A água do batismo ainda não havia secado dos ombros de Luiz Pinto Rodrigues, 24 anos, quando a morte chegou para ele, mostrando que a violência não perdoa nem o recomeço.
Era manhã de sábado (26), céu claro sobre o bairro Zerão, zona sul de Macapá. Luiz acabara de ser batizado em uma igreja evangélica, entre cânticos, palmas e promessas de renascimento. A cerimônia havia emocionado até os mais céticos. Um pastor orgulhoso ainda mostraria, depois, aos policiais, uma foto do ritual: Luiz de branco, olhos fechados, entregando-se a um novo caminho. A imagem, hoje, é quase uma ironia cruel.
Minutos depois de sair do templo, Luiz foi interceptado na passarela da 2ª avenida do bairro Universidade. Dois homens, em uma bicicleta, o abordaram com a mesma frieza de quem entrega um panfleto. Mas o conteúdo era muito mais brutal: tiros, vários, certeiros. Sem chance de defesa, ele caiu com o corpo atravessado por balas. O sangue ainda escorria quando os primeiros fiéis chegaram ao local. Muitos haviam cantado com ele horas antes.
A Polícia Militar confirmou que os criminosos fugiram na bicicleta, como fantasmas de um cotidiano que a cidade já começa a naturalizar. Um crime com a mesma praticidade de uma entrega de lanche: rápida, anônima e certeira.
Luiz não tinha ficha criminal, mas também não era um anjo. Dois boletins de ocorrência. Um por importunação, outro por violência doméstica.

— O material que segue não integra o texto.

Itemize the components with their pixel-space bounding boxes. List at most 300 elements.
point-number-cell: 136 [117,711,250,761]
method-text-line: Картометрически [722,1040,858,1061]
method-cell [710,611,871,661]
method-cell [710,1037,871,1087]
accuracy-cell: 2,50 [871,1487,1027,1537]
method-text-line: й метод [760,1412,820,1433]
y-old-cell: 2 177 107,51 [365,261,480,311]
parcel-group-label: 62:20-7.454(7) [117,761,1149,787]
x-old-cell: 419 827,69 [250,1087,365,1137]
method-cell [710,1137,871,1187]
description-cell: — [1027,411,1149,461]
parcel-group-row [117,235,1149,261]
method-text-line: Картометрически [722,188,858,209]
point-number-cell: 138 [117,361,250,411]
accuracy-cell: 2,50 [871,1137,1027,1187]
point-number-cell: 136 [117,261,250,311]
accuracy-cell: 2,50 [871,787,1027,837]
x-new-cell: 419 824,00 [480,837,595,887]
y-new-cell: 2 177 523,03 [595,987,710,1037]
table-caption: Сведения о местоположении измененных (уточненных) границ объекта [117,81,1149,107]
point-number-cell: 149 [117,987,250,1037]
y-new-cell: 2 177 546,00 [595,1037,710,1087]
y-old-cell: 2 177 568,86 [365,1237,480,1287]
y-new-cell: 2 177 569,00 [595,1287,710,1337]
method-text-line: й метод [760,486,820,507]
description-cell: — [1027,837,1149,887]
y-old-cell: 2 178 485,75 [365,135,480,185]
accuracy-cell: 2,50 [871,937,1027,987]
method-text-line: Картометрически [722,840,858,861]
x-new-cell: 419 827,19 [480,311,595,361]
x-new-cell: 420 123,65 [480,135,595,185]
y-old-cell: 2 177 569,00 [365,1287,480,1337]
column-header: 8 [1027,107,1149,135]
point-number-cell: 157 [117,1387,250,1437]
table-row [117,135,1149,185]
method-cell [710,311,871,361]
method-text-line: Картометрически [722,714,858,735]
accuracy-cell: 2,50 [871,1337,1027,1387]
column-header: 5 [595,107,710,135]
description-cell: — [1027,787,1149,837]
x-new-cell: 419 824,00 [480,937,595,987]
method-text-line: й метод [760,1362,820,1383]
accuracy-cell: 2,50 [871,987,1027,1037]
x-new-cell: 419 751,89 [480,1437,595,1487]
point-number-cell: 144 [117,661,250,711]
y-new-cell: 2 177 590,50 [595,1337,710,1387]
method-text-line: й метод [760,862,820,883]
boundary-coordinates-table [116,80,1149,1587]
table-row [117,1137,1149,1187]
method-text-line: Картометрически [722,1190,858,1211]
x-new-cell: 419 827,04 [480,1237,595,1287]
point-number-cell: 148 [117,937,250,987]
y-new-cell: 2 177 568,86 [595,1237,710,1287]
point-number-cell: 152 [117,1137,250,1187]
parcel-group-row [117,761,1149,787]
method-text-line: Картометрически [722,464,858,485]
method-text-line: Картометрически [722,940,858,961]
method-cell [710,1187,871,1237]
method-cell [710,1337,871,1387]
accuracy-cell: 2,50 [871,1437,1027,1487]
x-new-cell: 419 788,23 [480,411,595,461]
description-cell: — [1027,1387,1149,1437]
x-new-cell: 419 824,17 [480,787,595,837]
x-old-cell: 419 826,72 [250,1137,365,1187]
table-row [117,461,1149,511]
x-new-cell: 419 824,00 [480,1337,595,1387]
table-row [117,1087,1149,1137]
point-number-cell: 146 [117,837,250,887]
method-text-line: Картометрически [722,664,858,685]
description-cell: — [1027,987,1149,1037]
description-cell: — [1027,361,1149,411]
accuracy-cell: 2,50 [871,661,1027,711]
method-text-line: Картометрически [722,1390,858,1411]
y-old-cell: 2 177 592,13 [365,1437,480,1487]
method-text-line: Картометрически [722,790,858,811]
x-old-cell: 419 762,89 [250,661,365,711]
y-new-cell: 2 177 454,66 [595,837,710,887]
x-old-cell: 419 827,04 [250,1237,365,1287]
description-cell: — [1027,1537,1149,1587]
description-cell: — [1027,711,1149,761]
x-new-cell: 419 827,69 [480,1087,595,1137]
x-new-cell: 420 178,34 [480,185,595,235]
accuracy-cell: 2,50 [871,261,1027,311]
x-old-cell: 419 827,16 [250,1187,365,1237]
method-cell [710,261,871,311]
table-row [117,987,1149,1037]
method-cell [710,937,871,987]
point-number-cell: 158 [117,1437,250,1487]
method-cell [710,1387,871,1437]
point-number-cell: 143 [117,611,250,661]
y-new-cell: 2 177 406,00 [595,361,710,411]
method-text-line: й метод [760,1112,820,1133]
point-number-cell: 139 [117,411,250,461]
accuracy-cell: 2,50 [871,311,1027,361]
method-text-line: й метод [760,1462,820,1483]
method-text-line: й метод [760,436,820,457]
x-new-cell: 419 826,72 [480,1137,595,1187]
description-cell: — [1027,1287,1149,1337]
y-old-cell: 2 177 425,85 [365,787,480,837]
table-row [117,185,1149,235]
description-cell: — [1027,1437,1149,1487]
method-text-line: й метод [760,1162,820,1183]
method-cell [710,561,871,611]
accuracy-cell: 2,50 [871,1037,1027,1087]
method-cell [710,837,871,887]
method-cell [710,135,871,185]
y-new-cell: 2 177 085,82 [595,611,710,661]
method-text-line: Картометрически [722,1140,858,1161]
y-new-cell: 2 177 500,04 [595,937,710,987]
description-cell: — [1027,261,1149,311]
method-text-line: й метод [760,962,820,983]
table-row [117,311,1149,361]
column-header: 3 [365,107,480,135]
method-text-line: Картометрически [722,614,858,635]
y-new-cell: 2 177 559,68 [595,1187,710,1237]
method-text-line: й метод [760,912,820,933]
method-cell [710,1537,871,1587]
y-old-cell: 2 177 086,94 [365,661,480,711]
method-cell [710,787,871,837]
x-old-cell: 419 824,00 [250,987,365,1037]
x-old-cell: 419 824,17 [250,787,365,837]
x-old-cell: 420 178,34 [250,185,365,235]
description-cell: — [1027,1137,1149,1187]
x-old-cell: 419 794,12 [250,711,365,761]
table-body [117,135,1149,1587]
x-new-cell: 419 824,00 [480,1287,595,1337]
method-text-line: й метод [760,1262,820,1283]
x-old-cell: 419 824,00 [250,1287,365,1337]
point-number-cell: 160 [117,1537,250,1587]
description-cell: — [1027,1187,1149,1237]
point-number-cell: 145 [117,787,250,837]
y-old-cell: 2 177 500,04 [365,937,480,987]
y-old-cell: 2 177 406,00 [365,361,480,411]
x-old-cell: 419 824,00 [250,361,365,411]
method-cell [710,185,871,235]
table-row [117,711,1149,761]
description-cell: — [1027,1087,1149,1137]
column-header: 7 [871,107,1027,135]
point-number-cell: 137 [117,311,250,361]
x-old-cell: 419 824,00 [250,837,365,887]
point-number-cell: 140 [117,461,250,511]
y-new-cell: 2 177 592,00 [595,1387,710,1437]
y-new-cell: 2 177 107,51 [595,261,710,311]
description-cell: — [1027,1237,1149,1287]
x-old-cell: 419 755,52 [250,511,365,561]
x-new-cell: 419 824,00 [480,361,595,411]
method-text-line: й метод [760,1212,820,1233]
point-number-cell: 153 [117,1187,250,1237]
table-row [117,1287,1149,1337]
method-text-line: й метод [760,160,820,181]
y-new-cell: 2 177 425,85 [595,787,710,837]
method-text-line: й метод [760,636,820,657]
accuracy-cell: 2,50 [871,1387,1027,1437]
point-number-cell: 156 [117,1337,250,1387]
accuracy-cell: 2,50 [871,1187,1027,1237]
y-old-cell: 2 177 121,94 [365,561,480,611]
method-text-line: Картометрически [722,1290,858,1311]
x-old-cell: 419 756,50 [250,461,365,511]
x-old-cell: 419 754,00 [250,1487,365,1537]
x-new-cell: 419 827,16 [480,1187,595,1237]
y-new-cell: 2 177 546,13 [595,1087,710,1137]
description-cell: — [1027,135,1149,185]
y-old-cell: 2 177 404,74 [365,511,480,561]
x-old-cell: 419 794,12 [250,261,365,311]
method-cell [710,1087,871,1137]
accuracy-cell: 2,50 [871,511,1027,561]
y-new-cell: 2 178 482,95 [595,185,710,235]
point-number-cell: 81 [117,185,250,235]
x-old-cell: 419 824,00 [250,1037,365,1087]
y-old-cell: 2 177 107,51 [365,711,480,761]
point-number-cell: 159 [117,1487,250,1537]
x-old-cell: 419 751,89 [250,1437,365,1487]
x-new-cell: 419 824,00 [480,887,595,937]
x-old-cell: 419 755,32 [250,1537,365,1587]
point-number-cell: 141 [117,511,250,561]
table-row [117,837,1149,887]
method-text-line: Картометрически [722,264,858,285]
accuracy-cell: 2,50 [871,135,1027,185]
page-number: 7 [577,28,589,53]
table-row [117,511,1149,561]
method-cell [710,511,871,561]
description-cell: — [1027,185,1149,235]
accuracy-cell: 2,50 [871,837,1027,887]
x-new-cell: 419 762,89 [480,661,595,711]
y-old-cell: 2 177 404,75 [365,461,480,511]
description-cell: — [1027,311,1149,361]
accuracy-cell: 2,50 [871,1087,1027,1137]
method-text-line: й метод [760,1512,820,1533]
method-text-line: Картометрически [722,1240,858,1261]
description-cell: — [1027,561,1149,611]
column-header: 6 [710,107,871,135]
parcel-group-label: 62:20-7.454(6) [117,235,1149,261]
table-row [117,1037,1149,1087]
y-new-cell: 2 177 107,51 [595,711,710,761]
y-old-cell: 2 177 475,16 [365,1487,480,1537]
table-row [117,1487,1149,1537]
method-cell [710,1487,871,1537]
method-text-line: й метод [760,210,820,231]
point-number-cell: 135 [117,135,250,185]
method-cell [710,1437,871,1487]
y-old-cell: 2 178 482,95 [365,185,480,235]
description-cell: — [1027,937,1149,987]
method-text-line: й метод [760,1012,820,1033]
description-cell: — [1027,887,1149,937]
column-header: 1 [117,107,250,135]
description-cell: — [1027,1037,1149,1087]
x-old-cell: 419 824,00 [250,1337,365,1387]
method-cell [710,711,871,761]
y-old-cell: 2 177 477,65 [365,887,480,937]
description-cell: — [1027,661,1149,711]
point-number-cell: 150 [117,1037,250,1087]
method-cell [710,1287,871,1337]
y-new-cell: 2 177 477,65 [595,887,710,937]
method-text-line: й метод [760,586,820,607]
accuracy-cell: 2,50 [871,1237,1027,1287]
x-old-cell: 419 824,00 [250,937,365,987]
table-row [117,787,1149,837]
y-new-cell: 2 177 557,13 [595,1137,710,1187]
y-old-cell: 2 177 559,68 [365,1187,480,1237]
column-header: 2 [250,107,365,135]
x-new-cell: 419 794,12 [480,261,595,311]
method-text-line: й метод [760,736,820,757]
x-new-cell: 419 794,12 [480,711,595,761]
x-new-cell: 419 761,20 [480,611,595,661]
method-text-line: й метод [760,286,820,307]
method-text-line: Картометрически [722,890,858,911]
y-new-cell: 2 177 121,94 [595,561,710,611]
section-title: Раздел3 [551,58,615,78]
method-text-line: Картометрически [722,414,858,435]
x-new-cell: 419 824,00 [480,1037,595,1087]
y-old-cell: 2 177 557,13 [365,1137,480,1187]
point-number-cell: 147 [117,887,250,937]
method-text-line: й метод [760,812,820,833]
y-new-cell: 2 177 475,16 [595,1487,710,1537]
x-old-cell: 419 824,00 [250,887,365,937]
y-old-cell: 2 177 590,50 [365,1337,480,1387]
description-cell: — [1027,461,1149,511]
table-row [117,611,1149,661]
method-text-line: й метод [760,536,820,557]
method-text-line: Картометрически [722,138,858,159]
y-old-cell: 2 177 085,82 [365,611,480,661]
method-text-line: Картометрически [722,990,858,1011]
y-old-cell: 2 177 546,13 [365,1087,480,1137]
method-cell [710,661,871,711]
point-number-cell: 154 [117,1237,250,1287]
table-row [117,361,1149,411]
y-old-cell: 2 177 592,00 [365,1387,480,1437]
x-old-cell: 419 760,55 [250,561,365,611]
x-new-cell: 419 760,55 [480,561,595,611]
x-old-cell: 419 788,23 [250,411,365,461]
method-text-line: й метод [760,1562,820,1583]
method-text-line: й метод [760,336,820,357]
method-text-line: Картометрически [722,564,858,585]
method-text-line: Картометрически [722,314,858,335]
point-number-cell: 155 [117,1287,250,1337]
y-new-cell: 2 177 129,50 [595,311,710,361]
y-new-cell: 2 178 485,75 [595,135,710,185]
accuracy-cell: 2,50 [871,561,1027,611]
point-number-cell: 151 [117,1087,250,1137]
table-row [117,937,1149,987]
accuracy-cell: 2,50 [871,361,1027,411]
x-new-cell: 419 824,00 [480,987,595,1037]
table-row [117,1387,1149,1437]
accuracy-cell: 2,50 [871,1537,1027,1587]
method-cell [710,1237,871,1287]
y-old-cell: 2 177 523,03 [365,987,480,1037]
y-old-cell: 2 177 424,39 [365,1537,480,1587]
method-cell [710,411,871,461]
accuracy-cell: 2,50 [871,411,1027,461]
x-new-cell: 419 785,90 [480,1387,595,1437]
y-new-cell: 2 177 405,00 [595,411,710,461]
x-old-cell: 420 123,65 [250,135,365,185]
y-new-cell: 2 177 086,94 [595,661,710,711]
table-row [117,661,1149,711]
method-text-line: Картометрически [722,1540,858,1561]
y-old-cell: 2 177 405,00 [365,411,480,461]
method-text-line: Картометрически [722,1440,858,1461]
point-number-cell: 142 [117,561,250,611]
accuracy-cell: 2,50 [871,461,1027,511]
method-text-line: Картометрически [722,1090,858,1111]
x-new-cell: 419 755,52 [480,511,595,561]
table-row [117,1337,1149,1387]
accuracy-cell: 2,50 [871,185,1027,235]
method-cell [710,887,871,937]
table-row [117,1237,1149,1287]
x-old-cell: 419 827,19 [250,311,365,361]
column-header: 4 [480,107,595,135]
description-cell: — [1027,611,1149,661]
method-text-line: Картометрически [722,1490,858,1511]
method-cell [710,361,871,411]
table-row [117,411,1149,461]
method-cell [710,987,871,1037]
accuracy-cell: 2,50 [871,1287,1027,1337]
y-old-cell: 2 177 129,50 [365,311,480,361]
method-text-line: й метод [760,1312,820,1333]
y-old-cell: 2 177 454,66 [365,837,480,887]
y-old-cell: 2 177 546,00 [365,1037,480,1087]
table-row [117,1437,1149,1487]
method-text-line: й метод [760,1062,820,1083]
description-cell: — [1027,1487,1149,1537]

Isso, claro, não justifica sua morte, mas talvez ajude a entender os bastidores de uma execução que parece ter sido encomendada, e não improvisada.
Agora, a Delegacia de Homicídios e Proteção à Pessoa (DHPP) tenta juntar os cacos da história para entender quem decidiu que Luiz não merecia recomeçar. As investigações começaram, e qualquer informação pode ser a peça que falta nesse quebra-cabeça macabro. O número para denúncias anônimas é (96) 99170-4302.
Enquanto isso, na igreja do Zerão, o tanque batismal ainda está cheio. Mas agora, além de água, há um silêncio estranho no ar. Um silêncio que pesa mais que o pecado e mais que o perdão.